Registering Kafka clusters in Cloudera Surveyor for Apache Kafka

Learn how to register Kafka clusters. Registering a Kafka cluster enables management and monitoring of the cluster through Cloudera Surveyor. You can register any Kafka cluster that is compatible with the Apache Kafka 2.4.1 API or higher.

You register a Kafka cluster with clusterConfigs.* properties. These properties specify the Kafka clusters that Cloudera Surveyor connects to. After a cluster is registered, you are able to manage and monitor the cluster through Cloudera Surveyor. This includes the ability to view cluster information and execute supported management tasks, such as viewing cluster status and health, as well as managing topics and consumer groups.

Cloudera Surveyor connects to Kafka clusters as any other Kafka client. Therefore, the configuration you specify with clusterConfigs.* properties will be similar to standard Kafka client configuration.

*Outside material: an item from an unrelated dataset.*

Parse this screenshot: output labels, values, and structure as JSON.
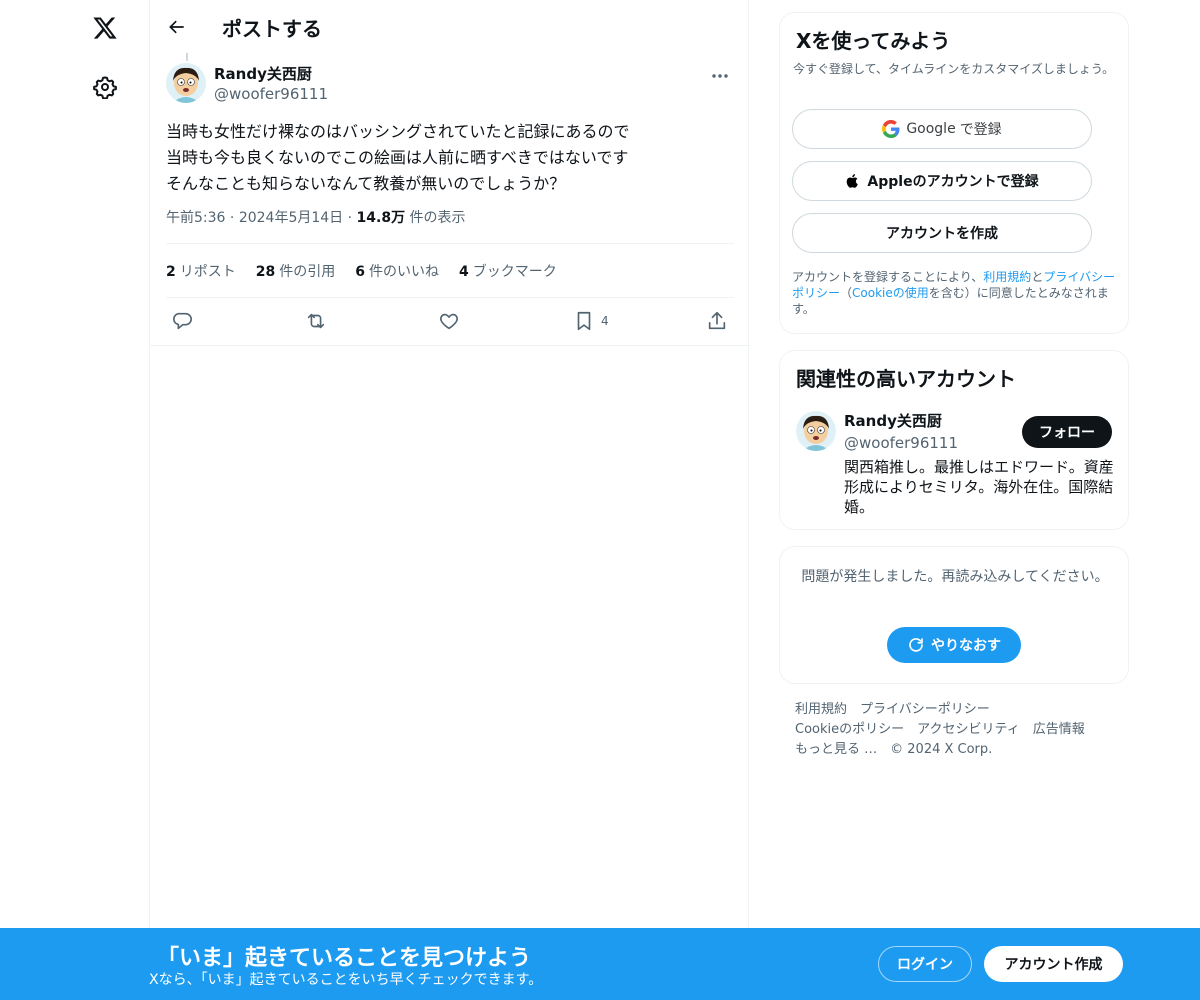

Specifically clusterConfigs.clusters is an array of connected clusters. Each item in this array is a map that defines the configuration for a single Kafka cluster, including properties such as clusterName, bootstrapServers, tags, and commonClientConfig. Cloudera Surveyor can connect to any Kafka cluster that provides an API compatible with Apache Kafka 2.4.1 or higher.

The following is a simple clusterConfigs.* example that registers an unsecured Kafka cluster with some tags configured.

#...
clusterConfigs:
  clusters:
    - clusterName: "[***CLUSTER NAME***]"
      bootstrapServers: "[***BOOTSTRAP SERVERS***]"
      tags:
        - "[***TAG1***]"
        - "[***TAG2***]"
      commonClientConfig:
        security.protocol: PLAINTEXT
  • clusterConfigs.clusters[*] – An array of Kafka clusters and their configuration. Each entry defines the configuration for a single Kafka cluster.

  • clusterConfigs.clusters[*].clustername – The name of the cluster. This name is displayed on the UI.

  • clusterConfigs.clusters[*].bootstrapServers – A comma-separated list of the bootstrap servers for the Kafka cluster that Cloudera Surveyor connects to. Specify multiple servers for highly available connections.

  • clusterConfigs.clusters[*].tags – User defined tags. Used for organization and filtering.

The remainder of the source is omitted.